Actions are required globally and locally to maximize the use of the food we produce. The introduction of technologies, innovative solutions (including e-commerce platforms for marketing, retractable mobile food processing systems), new ways of working and good practices to manage food quality and reduce food loss and waste are key to implementing this transformative change.
Reducing food loss and waste requires the attention and actions of all, from food producers, to food supply chain stakeholders, to food industries, retailers and consumers.
- There is no room for food loss and waste in this time of crisis! The COVID-19 pandemic is a wake-up call to rethink the way in which we produce, handle and waste our food!
- Reducing food losses and waste provides a powerful means to strengthen our food systems.
- Innovation, technologies and infrastructure are critical to increasing the efficiency of food systems and to reducing food losses and waste.
- Public interventions should seek to facilitate investments in food losses and waste reduction by private actors especially at this critical time.
- Innovative business models, with the participation of the private sector need to be shaped and new approaches are needed to finance them, to stop food loss and food waste.

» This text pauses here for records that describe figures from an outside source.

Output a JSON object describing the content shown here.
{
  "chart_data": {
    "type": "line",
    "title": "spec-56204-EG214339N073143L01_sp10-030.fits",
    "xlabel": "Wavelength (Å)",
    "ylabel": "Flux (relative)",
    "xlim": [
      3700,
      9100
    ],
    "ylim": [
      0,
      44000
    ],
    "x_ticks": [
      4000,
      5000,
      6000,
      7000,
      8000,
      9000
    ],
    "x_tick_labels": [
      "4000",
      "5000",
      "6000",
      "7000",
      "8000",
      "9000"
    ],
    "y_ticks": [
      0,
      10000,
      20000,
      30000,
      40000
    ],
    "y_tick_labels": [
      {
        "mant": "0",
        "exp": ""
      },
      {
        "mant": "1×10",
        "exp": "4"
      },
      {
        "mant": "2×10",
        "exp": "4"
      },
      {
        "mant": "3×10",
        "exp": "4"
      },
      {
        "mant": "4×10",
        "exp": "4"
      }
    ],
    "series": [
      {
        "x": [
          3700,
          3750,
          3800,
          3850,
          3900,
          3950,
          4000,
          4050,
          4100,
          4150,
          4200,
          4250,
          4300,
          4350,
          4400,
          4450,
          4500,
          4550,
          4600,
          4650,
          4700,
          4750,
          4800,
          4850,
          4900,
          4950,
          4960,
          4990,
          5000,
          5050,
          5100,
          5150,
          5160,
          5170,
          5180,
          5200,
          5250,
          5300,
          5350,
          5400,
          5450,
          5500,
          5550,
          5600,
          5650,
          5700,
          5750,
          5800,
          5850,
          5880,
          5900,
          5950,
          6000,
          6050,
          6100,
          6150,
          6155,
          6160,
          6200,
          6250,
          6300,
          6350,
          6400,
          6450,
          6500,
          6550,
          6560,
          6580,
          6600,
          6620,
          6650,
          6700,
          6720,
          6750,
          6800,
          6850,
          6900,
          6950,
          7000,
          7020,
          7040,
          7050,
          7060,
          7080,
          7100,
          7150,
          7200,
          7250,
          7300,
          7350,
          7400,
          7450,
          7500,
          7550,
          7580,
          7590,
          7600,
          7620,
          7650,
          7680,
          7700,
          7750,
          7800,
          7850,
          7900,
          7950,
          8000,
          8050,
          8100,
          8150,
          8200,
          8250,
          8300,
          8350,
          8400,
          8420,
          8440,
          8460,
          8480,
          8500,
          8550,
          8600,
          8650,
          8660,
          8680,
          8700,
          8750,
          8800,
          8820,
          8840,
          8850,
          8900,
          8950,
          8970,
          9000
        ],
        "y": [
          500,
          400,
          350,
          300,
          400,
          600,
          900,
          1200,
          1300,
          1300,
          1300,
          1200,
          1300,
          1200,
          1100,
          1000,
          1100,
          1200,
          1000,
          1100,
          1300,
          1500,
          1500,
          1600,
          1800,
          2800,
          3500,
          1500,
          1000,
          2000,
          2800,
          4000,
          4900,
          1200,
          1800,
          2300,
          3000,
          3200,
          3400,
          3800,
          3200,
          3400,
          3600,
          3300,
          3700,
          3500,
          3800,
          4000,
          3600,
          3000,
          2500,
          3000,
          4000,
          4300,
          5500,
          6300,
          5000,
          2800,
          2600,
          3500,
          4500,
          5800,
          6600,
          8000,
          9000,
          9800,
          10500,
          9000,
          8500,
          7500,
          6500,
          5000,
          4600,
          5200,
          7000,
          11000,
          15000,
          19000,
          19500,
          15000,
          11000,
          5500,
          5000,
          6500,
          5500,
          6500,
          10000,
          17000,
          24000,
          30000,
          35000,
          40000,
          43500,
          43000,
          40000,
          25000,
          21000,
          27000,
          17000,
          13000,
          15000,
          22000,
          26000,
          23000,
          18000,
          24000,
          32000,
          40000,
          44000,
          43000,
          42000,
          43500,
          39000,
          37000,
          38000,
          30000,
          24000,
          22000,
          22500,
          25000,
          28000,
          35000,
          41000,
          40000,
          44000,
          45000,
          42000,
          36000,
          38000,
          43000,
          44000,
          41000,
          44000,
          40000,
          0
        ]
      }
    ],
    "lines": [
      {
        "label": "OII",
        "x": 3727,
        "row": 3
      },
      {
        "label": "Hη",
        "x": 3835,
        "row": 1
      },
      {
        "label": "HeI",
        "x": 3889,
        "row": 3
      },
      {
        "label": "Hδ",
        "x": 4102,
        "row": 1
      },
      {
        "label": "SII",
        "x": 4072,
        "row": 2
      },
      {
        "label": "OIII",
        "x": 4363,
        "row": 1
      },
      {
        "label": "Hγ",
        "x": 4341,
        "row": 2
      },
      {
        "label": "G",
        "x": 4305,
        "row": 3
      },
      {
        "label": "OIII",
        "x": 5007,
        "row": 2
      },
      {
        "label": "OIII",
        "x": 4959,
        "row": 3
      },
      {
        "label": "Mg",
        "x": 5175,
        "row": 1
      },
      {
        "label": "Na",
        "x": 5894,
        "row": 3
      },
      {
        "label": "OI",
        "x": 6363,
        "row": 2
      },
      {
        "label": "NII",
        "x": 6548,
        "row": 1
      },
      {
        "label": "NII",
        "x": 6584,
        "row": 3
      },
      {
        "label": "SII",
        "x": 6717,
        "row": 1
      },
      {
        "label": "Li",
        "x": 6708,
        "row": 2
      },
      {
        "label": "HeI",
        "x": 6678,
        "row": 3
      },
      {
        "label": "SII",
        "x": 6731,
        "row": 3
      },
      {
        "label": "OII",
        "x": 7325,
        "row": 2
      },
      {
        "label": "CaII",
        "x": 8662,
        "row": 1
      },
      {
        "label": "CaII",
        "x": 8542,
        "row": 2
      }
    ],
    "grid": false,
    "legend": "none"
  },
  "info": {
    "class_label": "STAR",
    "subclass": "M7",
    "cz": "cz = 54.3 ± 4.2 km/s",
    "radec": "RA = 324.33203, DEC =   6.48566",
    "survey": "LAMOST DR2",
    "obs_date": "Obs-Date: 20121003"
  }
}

- We should all be food savers: for the people, for the planet!
Did you know?
- To monitor SDG Target 12.3, FAO has created the Food Loss Index (FLI). The focus of the indicator is on percentages of food removed from the supply chain. The FLI monitors changes in these percentages over time, relative to a base period currently set at 2015, in order to track progress against SDG Target 12.3.
- FAO’s current work on measurement is critical to tracking progress on reducing food losses against the Global Food Loss Indicator, of 14 percent.
- When reductions in food loss occur close to the farm, they are most effective in addressing food insecurity and in alleviating stress on land and water.
- When reductions in food waste occur downstream in the supply chain and at the consumer level they are key to cutting greenhouse gas emissions.
- The largest improvements in food security are likely to occur by reducing food losses in the early stages of the supply chain, especially on-farm and at harvest in countries with high levels of food insecurity.
- Nutrient loss due to quantitative and qualitative food loss and waste may represent a missed opportunity to reduce malnutrition and micronutrient deficiencies.